Apparently, once the paper was released at the annual meeting of global central banks, it aroused opposition from US Treasury officials and some other participants.

These opponents believe that the paper is too one-sided and should take into account the uncertainties caused by the epidemic, the hundreds of billions of dollars in fiscal funds to deal with the epidemic crisis have not encountered any problems so far, and the recent decline in U.S. bond yields even though the U.S. government is continuing its massive deficit spending.

Nellie Liang, Treasury’s undersecretary for domestic financial affairs, said in comments at the conference that the document did not reflect “the uncertainties that exist in (special) events.”

She noted that "with the passage of the coronavirus aid bill, there was over a trillion dollars in debt... and even in March and April (2020) when governments around the world were beginning to respond to the health crisis, there were no signs that there were problems."

Of course, no matter who is right, the issue of the safety of the huge US debt did spark a lot of heated discussion at this year's Jackson Hole Central Bank Annual Meeting. Data released by the US Treasury Department at the end of last month showed that the US national debt has now reached 35 trillion US dollars, breaking this level for the first time in history.

Swiss Finance Minister Karin Keller-Sutter also said in a newspaper interview published on Saturday that debt levels in the United States and Europe were a risk to international financial stability and to Switzerland.

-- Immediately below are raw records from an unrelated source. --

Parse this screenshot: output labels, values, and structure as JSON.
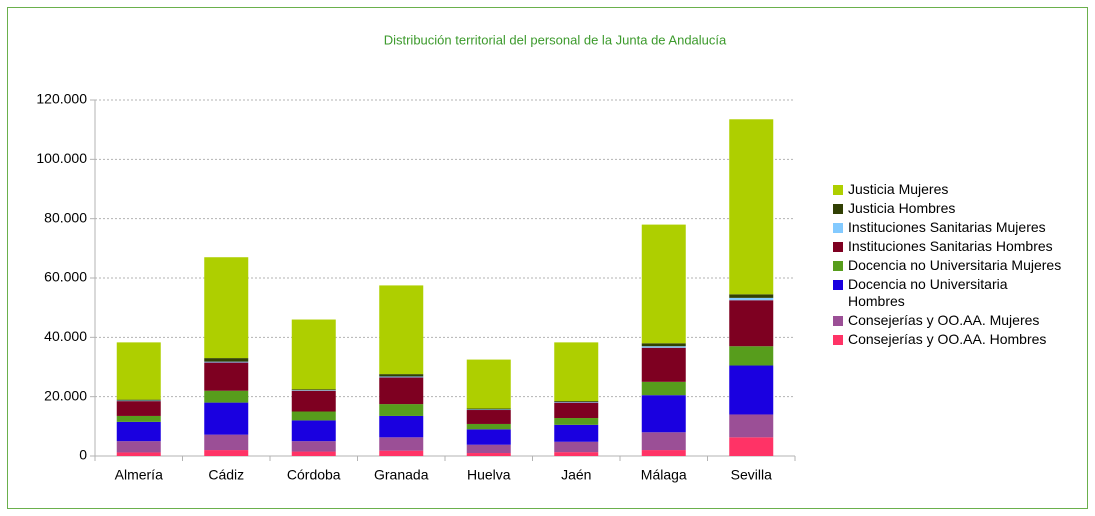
{
  "chart_data": {
    "type": "bar",
    "stacked": true,
    "title": "Distribución territorial del personal de la Junta de Andalucía",
    "categories": [
      "Almería",
      "Cádiz",
      "Córdoba",
      "Granada",
      "Huelva",
      "Jaén",
      "Málaga",
      "Sevilla"
    ],
    "series": [
      {
        "name": "Consejerías y OO.AA. Hombres",
        "color": "#ff3366",
        "values": [
          1200,
          2000,
          1500,
          1800,
          1000,
          1300,
          2000,
          6300
        ]
      },
      {
        "name": "Consejerías y OO.AA. Mujeres",
        "color": "#9b4f96",
        "values": [
          3800,
          5200,
          3500,
          4500,
          2800,
          3500,
          6000,
          7700
        ]
      },
      {
        "name": "Docencia no Universitaria Hombres",
        "color": "#1a00e0",
        "values": [
          6500,
          10800,
          7000,
          7200,
          5200,
          5700,
          12500,
          16500
        ]
      },
      {
        "name": "Docencia no Universitaria Mujeres",
        "color": "#579d1c",
        "values": [
          2000,
          4000,
          3000,
          4000,
          1800,
          2300,
          4500,
          6500
        ]
      },
      {
        "name": "Instituciones Sanitarias Hombres",
        "color": "#7e0021",
        "values": [
          5000,
          9500,
          7000,
          9000,
          4700,
          5200,
          11500,
          15500
        ]
      },
      {
        "name": "Instituciones Sanitarias Mujeres",
        "color": "#83caff",
        "values": [
          200,
          300,
          200,
          300,
          200,
          200,
          500,
          800
        ]
      },
      {
        "name": "Justicia Hombres",
        "color": "#314004",
        "values": [
          300,
          1200,
          300,
          800,
          300,
          300,
          1000,
          1200
        ]
      },
      {
        "name": "Justicia Mujeres",
        "color": "#aecf00",
        "values": [
          19300,
          34000,
          23500,
          29900,
          16500,
          19800,
          40000,
          59000
        ]
      }
    ],
    "ylim": [
      0,
      120000
    ],
    "yticks": [
      0,
      {
        "value": 20000,
        "label": "20.000"
      },
      {
        "value": 40000,
        "label": "40.000"
      },
      {
        "value": 60000,
        "label": "60.000"
      },
      {
        "value": 80000,
        "label": "80.000"
      },
      {
        "value": 100000,
        "label": "100.000"
      },
      {
        "value": 120000,
        "label": "120.000"
      }
    ],
    "grid": true,
    "legend": "right"
  }
}
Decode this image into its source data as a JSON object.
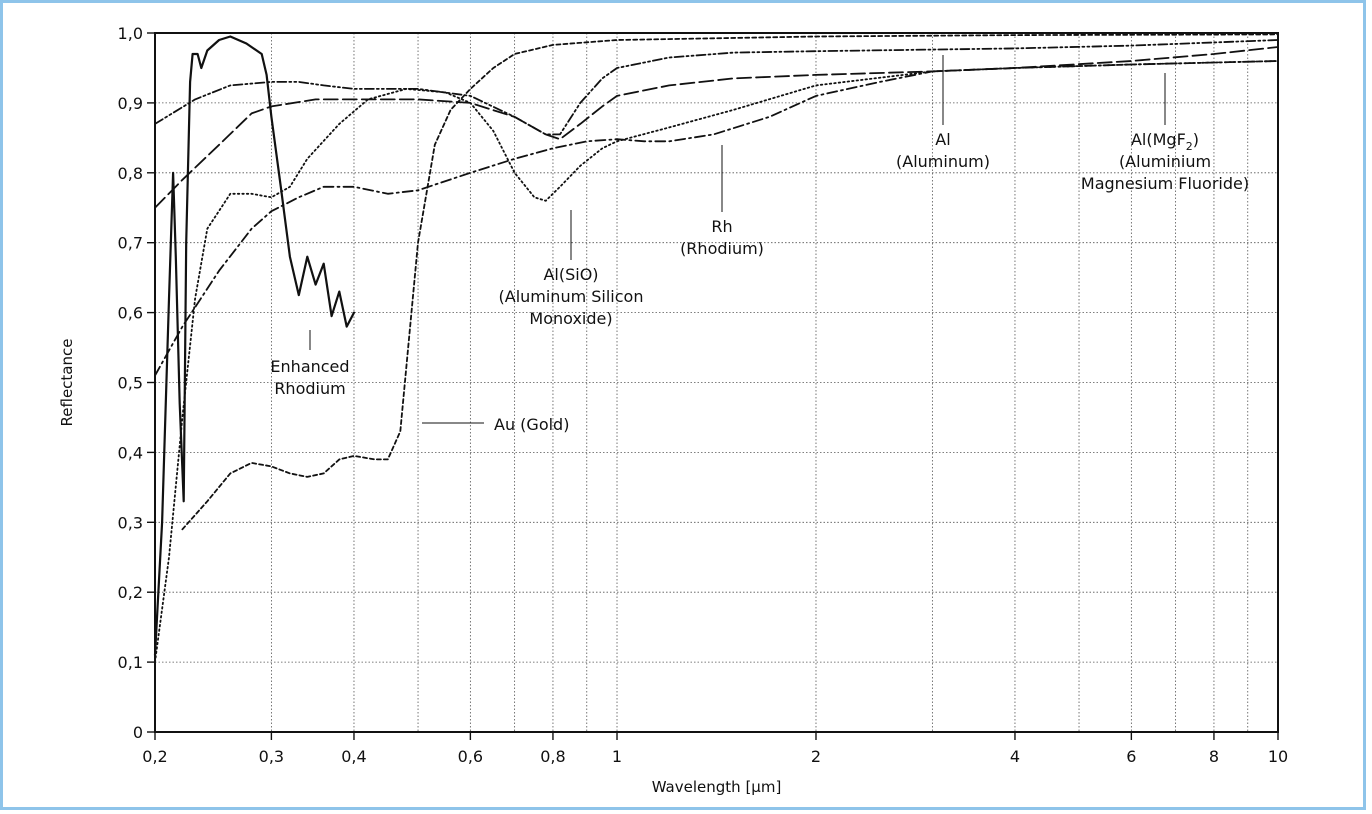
{
  "chart_data": {
    "type": "line",
    "xlabel": "Wavelength [µm]",
    "ylabel": "Reflectance",
    "xscale": "log",
    "xlim": [
      0.2,
      10
    ],
    "ylim": [
      0,
      1.0
    ],
    "grid": true,
    "x_ticks": [
      {
        "value": 0.2,
        "label": "0,2"
      },
      {
        "value": 0.3,
        "label": "0,3"
      },
      {
        "value": 0.4,
        "label": "0,4"
      },
      {
        "value": 0.6,
        "label": "0,6"
      },
      {
        "value": 0.8,
        "label": "0,8"
      },
      {
        "value": 1,
        "label": "1"
      },
      {
        "value": 2,
        "label": "2"
      },
      {
        "value": 4,
        "label": "4"
      },
      {
        "value": 6,
        "label": "6"
      },
      {
        "value": 8,
        "label": "8"
      },
      {
        "value": 10,
        "label": "10"
      }
    ],
    "x_minor_grid": [
      0.5,
      0.7,
      0.9,
      3,
      5,
      7,
      9
    ],
    "y_ticks": [
      {
        "value": 0,
        "label": "0"
      },
      {
        "value": 0.1,
        "label": "0,1"
      },
      {
        "value": 0.2,
        "label": "0,2"
      },
      {
        "value": 0.3,
        "label": "0,3"
      },
      {
        "value": 0.4,
        "label": "0,4"
      },
      {
        "value": 0.5,
        "label": "0,5"
      },
      {
        "value": 0.6,
        "label": "0,6"
      },
      {
        "value": 0.7,
        "label": "0,7"
      },
      {
        "value": 0.8,
        "label": "0,8"
      },
      {
        "value": 0.9,
        "label": "0,9"
      },
      {
        "value": 1.0,
        "label": "1,0"
      }
    ],
    "series": [
      {
        "key": "enhanced-rhodium",
        "style": "solid",
        "points": [
          [
            0.2,
            0.11
          ],
          [
            0.205,
            0.3
          ],
          [
            0.21,
            0.62
          ],
          [
            0.213,
            0.8
          ],
          [
            0.215,
            0.68
          ],
          [
            0.218,
            0.47
          ],
          [
            0.221,
            0.33
          ],
          [
            0.223,
            0.7
          ],
          [
            0.226,
            0.93
          ],
          [
            0.228,
            0.97
          ],
          [
            0.232,
            0.97
          ],
          [
            0.235,
            0.95
          ],
          [
            0.24,
            0.975
          ],
          [
            0.25,
            0.99
          ],
          [
            0.26,
            0.995
          ],
          [
            0.275,
            0.985
          ],
          [
            0.29,
            0.97
          ],
          [
            0.295,
            0.94
          ],
          [
            0.3,
            0.88
          ],
          [
            0.31,
            0.78
          ],
          [
            0.32,
            0.68
          ],
          [
            0.33,
            0.625
          ],
          [
            0.34,
            0.68
          ],
          [
            0.35,
            0.64
          ],
          [
            0.36,
            0.67
          ],
          [
            0.37,
            0.595
          ],
          [
            0.38,
            0.63
          ],
          [
            0.39,
            0.58
          ],
          [
            0.4,
            0.6
          ]
        ]
      },
      {
        "key": "au-gold",
        "style": "short-dash",
        "points": [
          [
            0.22,
            0.29
          ],
          [
            0.24,
            0.33
          ],
          [
            0.26,
            0.37
          ],
          [
            0.28,
            0.385
          ],
          [
            0.3,
            0.38
          ],
          [
            0.32,
            0.37
          ],
          [
            0.34,
            0.365
          ],
          [
            0.36,
            0.37
          ],
          [
            0.38,
            0.39
          ],
          [
            0.4,
            0.395
          ],
          [
            0.43,
            0.39
          ],
          [
            0.45,
            0.39
          ],
          [
            0.47,
            0.43
          ],
          [
            0.5,
            0.7
          ],
          [
            0.53,
            0.84
          ],
          [
            0.56,
            0.89
          ],
          [
            0.6,
            0.92
          ],
          [
            0.65,
            0.95
          ],
          [
            0.7,
            0.97
          ],
          [
            0.8,
            0.983
          ],
          [
            1.0,
            0.99
          ],
          [
            2.0,
            0.995
          ],
          [
            4.0,
            0.997
          ],
          [
            10.0,
            0.998
          ]
        ]
      },
      {
        "key": "al-sio",
        "style": "dotted",
        "points": [
          [
            0.2,
            0.1
          ],
          [
            0.21,
            0.25
          ],
          [
            0.22,
            0.45
          ],
          [
            0.23,
            0.62
          ],
          [
            0.24,
            0.72
          ],
          [
            0.26,
            0.77
          ],
          [
            0.28,
            0.77
          ],
          [
            0.3,
            0.765
          ],
          [
            0.32,
            0.78
          ],
          [
            0.34,
            0.82
          ],
          [
            0.38,
            0.87
          ],
          [
            0.42,
            0.905
          ],
          [
            0.48,
            0.92
          ],
          [
            0.55,
            0.915
          ],
          [
            0.6,
            0.9
          ],
          [
            0.65,
            0.86
          ],
          [
            0.7,
            0.8
          ],
          [
            0.75,
            0.765
          ],
          [
            0.78,
            0.76
          ],
          [
            0.82,
            0.78
          ],
          [
            0.88,
            0.81
          ],
          [
            0.95,
            0.835
          ],
          [
            1.0,
            0.845
          ],
          [
            1.2,
            0.865
          ],
          [
            1.5,
            0.89
          ],
          [
            2.0,
            0.925
          ],
          [
            3.0,
            0.945
          ],
          [
            4.0,
            0.95
          ],
          [
            6.0,
            0.955
          ],
          [
            10.0,
            0.96
          ]
        ]
      },
      {
        "key": "rh-rhodium",
        "style": "dash-dot",
        "points": [
          [
            0.2,
            0.51
          ],
          [
            0.22,
            0.58
          ],
          [
            0.25,
            0.66
          ],
          [
            0.28,
            0.72
          ],
          [
            0.3,
            0.745
          ],
          [
            0.33,
            0.765
          ],
          [
            0.36,
            0.78
          ],
          [
            0.4,
            0.78
          ],
          [
            0.45,
            0.77
          ],
          [
            0.5,
            0.775
          ],
          [
            0.6,
            0.8
          ],
          [
            0.7,
            0.82
          ],
          [
            0.8,
            0.835
          ],
          [
            0.9,
            0.845
          ],
          [
            1.0,
            0.848
          ],
          [
            1.1,
            0.845
          ],
          [
            1.2,
            0.845
          ],
          [
            1.4,
            0.855
          ],
          [
            1.7,
            0.88
          ],
          [
            2.0,
            0.91
          ],
          [
            2.5,
            0.93
          ],
          [
            3.0,
            0.945
          ],
          [
            4.0,
            0.95
          ],
          [
            6.0,
            0.955
          ],
          [
            10.0,
            0.96
          ]
        ]
      },
      {
        "key": "al-aluminum",
        "style": "dash-dot-dot",
        "points": [
          [
            0.2,
            0.87
          ],
          [
            0.23,
            0.905
          ],
          [
            0.26,
            0.925
          ],
          [
            0.3,
            0.93
          ],
          [
            0.33,
            0.93
          ],
          [
            0.36,
            0.925
          ],
          [
            0.4,
            0.92
          ],
          [
            0.5,
            0.92
          ],
          [
            0.6,
            0.91
          ],
          [
            0.7,
            0.88
          ],
          [
            0.78,
            0.855
          ],
          [
            0.82,
            0.855
          ],
          [
            0.88,
            0.9
          ],
          [
            0.95,
            0.935
          ],
          [
            1.0,
            0.95
          ],
          [
            1.2,
            0.965
          ],
          [
            1.5,
            0.972
          ],
          [
            2.0,
            0.974
          ],
          [
            4.0,
            0.978
          ],
          [
            6.0,
            0.982
          ],
          [
            10.0,
            0.99
          ]
        ]
      },
      {
        "key": "al-mgf2",
        "style": "long-dash",
        "points": [
          [
            0.2,
            0.75
          ],
          [
            0.22,
            0.79
          ],
          [
            0.25,
            0.84
          ],
          [
            0.28,
            0.885
          ],
          [
            0.3,
            0.895
          ],
          [
            0.35,
            0.905
          ],
          [
            0.4,
            0.905
          ],
          [
            0.5,
            0.905
          ],
          [
            0.6,
            0.9
          ],
          [
            0.7,
            0.88
          ],
          [
            0.78,
            0.855
          ],
          [
            0.82,
            0.848
          ],
          [
            0.88,
            0.87
          ],
          [
            0.95,
            0.895
          ],
          [
            1.0,
            0.91
          ],
          [
            1.2,
            0.925
          ],
          [
            1.5,
            0.935
          ],
          [
            2.0,
            0.94
          ],
          [
            3.0,
            0.945
          ],
          [
            4.0,
            0.95
          ],
          [
            6.0,
            0.96
          ],
          [
            8.0,
            0.97
          ],
          [
            10.0,
            0.98
          ]
        ]
      }
    ],
    "annotations": [
      {
        "key": "enhanced-rhodium",
        "lines": [
          "Enhanced",
          "Rhodium"
        ],
        "anchor": [
          0.33,
          0.6
        ]
      },
      {
        "key": "au-gold",
        "lines": [
          "Au (Gold)"
        ],
        "anchor": [
          0.53,
          0.445
        ]
      },
      {
        "key": "al-sio",
        "lines": [
          "Al(SiO)",
          "(Aluminum Silicon",
          "Monoxide)"
        ],
        "anchor": [
          0.78,
          0.76
        ]
      },
      {
        "key": "rh-rhodium",
        "lines": [
          "Rh",
          "(Rhodium)"
        ],
        "anchor": [
          1.4,
          0.86
        ]
      },
      {
        "key": "al-aluminum",
        "lines": [
          "Al",
          "(Aluminum)"
        ],
        "anchor": [
          3.0,
          0.975
        ]
      },
      {
        "key": "al-mgf2",
        "lines": [
          "Al(MgF",
          "2",
          ")",
          "(Aluminium",
          "Magnesium Fluoride)"
        ],
        "anchor": [
          6.8,
          0.957
        ]
      }
    ]
  }
}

In an interview, Keller-Sutter praised Switzerland's "rigorous" fiscal situation, saying it enabled it to effectively respond to economic challenges posed by the coronavirus pandemic and the conflict between Russia and Ukraine. In contrast, other countries are so heavily indebted that they can barely take action, she said, citing France as an example. "Or look at the United States. The United States is a time bomb. The short-term stock market crash in early August was a wake-up call."